Rick Newnham took up his new post at the start of last week after six years at Shell, which included roles as its regional economist for the Middle East and as UK economist, along with a contracts engineer seconded with Shell's Arrow Energy unit in Queensland.
He told Energy News that local service providers in the LNG space had a "great opportunity" to increase their output, and to also provide their services to companies around the world, particularly as WA will be one of the major LNG exporters in the world once Wheatstone and Gorgon Train 3 go online later this year.
"Australia itself will be one of the leading exporters rivalling Qatar, so we should have a great service export opportunity to go with that," he said.
His take on commodity prices is that "oil continues to have a positive outlook", though he cautioned to "keep an eye" on Iran and the US, and with that in mind he said predicting the oil price would be folly.
"I would encourage anyone looking at the oil price to take a conservative view, as we always should in economics," he said.
Reports surfaced this week that Iran was close to hitting the four million barrels per day target that it needed to reach before it considered joining rebalancing efforts after it was exempted from OPEC's recently announced production cuts.
A senior official at the state-owned National Iranian Oil Company reportedly said this week that the country was now pumping 3.9 million barrels of oil per day.

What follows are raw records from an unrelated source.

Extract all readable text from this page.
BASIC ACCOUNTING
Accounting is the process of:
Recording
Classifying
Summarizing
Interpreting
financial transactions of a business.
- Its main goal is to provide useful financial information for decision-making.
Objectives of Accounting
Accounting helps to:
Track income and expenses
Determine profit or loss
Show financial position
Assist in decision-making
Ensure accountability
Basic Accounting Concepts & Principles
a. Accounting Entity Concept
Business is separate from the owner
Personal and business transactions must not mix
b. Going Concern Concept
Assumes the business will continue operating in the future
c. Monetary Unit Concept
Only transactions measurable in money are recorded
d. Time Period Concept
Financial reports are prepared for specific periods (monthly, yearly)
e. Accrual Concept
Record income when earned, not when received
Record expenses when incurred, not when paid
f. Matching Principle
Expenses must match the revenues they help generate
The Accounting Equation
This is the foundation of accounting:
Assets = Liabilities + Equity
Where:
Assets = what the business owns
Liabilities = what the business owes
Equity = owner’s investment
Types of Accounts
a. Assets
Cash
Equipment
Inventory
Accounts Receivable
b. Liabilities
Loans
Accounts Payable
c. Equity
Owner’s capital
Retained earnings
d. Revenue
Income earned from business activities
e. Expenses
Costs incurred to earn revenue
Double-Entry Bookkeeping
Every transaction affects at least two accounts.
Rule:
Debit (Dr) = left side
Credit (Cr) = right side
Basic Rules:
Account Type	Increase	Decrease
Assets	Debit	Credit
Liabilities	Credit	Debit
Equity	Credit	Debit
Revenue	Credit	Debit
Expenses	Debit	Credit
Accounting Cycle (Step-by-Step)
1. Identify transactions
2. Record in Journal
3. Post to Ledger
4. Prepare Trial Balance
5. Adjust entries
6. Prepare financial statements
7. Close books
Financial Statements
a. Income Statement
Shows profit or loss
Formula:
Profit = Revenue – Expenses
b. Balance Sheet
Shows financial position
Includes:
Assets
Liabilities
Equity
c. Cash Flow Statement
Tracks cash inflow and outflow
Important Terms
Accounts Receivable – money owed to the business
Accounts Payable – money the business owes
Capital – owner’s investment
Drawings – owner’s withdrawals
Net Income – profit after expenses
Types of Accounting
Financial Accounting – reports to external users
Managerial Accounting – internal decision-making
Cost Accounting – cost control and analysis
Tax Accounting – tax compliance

Costly US shale producers, meanwhile, are receiving new life from oil back up to around $US50/bbl and a Trump presidency that promises some regulatory relief.
Yet, more important to Newnham than LNG revenues dependent on oil prices to which LNG contracts are partly based, is stability in WA as a place to invest.
While he would not comment directly on Labor's pledge to put a moratorium on hydraulic fracturing, Newnham warned against "regulatory creep", particularly as industry was just starting to find its feet after more than two years of low oil prices and uncertainties remaining on that front.
"That's always something oil and gas companies are looking at - stability in policies, in the business environment, and a strong workforce to go with that," he said.
"That would be the challenge for the next government going forward, so we can attract as much investment as we can to the state in the future.
"Australia is widely regarded as a stable place to invest and WA follows in line with that. What would be good would be to continue that view.
"The current fiscal environment is a good one for people to invest. As a general rule, you could say any regulatory creep would not do great things for the market, particularly if it means locking out an entire part of the industry."